What did i do wrong? or what can I do to give a more grain look to the finish?

Please help.

Sincerely
Kevin


----------



## jlord (Nov 16, 2009)

gkevin101b said:


> Can anyone help me out here, i just finished appling a cherry stain to my finished project, a cherry wood end table and the top is very blotchy.
> 
> I sanded alot with 400 grain to get a very smooth top finish, but after appling the stain the wood grain is covered with dark spots all over.
> 
> ...


For cherry after sanding & before staining I use Minwax Pre-Stain (at Home Depot etc.) I don't follow instructions. What I do is use a foam brush & give it a good coat & let it dry on it's own. Usually apply in eve & stain next morn. Cherry is very blotch prone.


----------



## CanuckGal (Nov 26, 2008)

Make sure you buy the correct wood conditioner. They make one for oil based stains and one for water based stains. Buy the one according to the type of stain you are using.


----------



## BigJimAK (Mar 13, 2009)

As you've heard, cherry is very blotch-prone. A washcoat of dewaxed shellac diluted to about a 1# cut will partially seal some of the most porous end-grain sticking through the cross-grain that really drinks up the stain.


----------



## okanagan (Dec 18, 2009)

gkevin101b said:


> Can anyone help me out here, i just finished appling a cherry stain to my finished project, a cherry wood end table and the top is very blotchy.
> 
> I sanded alot with 400 grain to get a very smooth top finish, but after appling the stain the wood grain is covered with dark spots all over.
> 
> ...


Use the the base of the stain to lighten it up with a rag. 
"IE" water for water base, alcohol for alcohol and mineral spirit for oil.


----------



## jerrymayfield (Sep 25, 2004)

Almost all cherry will blotch,the best way to deal with this is don't stain cherry or other woods that are prone to react that way. If you must attempt to stain cherry follow the advice of Big JIM and apply a spit coat of shellac. This will partially block the pores and not allow as much stain to get to the wood. Cherry given a little time and some sun shine will become one of the most beautiful woods in the world without stain.

Regards
Jerry


----------



## joek30296 (Dec 10, 2009)

Kevin,
Cherry can be a little difficult to stain. You might try not sanding so fine stopping at 220 or at 280. Blow or wipe the sawdust off, use a damp (not soaking wet) rag and wipe again to raise the grain. When dry, sand again to 280 grit and keep your hands off the areas you plan to stain. Oil from your fingers will soak in and when you stain you will get blotches or dark spots where you touched. If that doesn't work, do like others have said with a washcoat of shellac, let dry, sand lightly with 320 grit, then stain. Should work for you as cherry is beautiful when stained.
BTW...Happy New Year.

joe


----------



## BigJimAK (Mar 13, 2009)

+1 on Jerry's post. Cherry is even more beautiful when allowed to age in the sun... but most are too impatient and used to the commercial stuff, where they have to stain it to sell it quickly after manufacture.


----------



## P8143 (Dec 24, 2009)

Kevin,

I realize that you are in too deep to go back and allow a natural finish to develop, but Jim and Jerry are right, cherry has got to be one of the most beautiful woods around. It is fascinating to watch the patina develop over time and I just use a simple wax finish on the pieces I have to make them very touchable.

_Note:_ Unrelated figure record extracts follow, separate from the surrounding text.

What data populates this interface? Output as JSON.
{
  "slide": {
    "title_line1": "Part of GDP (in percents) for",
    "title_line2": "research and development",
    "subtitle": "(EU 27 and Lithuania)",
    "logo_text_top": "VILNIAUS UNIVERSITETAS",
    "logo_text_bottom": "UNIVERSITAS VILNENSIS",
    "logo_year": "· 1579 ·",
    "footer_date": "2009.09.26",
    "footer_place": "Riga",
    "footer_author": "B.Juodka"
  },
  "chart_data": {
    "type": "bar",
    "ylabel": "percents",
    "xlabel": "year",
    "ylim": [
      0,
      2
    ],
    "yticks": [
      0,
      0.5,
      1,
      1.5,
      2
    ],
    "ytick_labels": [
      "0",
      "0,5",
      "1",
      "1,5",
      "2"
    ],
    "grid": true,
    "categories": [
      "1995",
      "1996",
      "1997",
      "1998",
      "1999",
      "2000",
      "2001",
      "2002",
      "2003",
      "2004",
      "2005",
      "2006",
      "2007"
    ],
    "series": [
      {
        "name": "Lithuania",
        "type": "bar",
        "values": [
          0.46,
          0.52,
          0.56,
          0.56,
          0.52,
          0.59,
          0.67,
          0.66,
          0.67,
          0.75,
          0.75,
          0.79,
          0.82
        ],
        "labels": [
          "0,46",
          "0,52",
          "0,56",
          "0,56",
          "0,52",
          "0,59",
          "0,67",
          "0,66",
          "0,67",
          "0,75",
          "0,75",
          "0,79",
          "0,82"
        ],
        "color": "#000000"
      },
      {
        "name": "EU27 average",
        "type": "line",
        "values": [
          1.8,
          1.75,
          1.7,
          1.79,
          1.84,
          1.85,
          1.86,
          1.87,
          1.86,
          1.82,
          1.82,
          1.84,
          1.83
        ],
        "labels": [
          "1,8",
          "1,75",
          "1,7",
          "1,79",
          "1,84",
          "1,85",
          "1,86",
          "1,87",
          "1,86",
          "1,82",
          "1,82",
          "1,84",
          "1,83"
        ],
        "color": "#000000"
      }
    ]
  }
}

Having said all that, (which I know doesn't help you out of your problem,) just do what everybody recommends and use a conditioner. It will come out fine. I've also done what Okanagan suggests to lighten up small areas, that works too.

Good luck,
Phil


----------



## TwoSkies57 (Feb 23, 2009)

Great thread you guys..
I'm in the process of building a chest of drawers with a cherry frame and walnut panels, drawers and top.. I've already noticed spots in the cherry where blotching would be an issue..Thanks to this thread, i've totally reconsidered how to finish..

b.


----------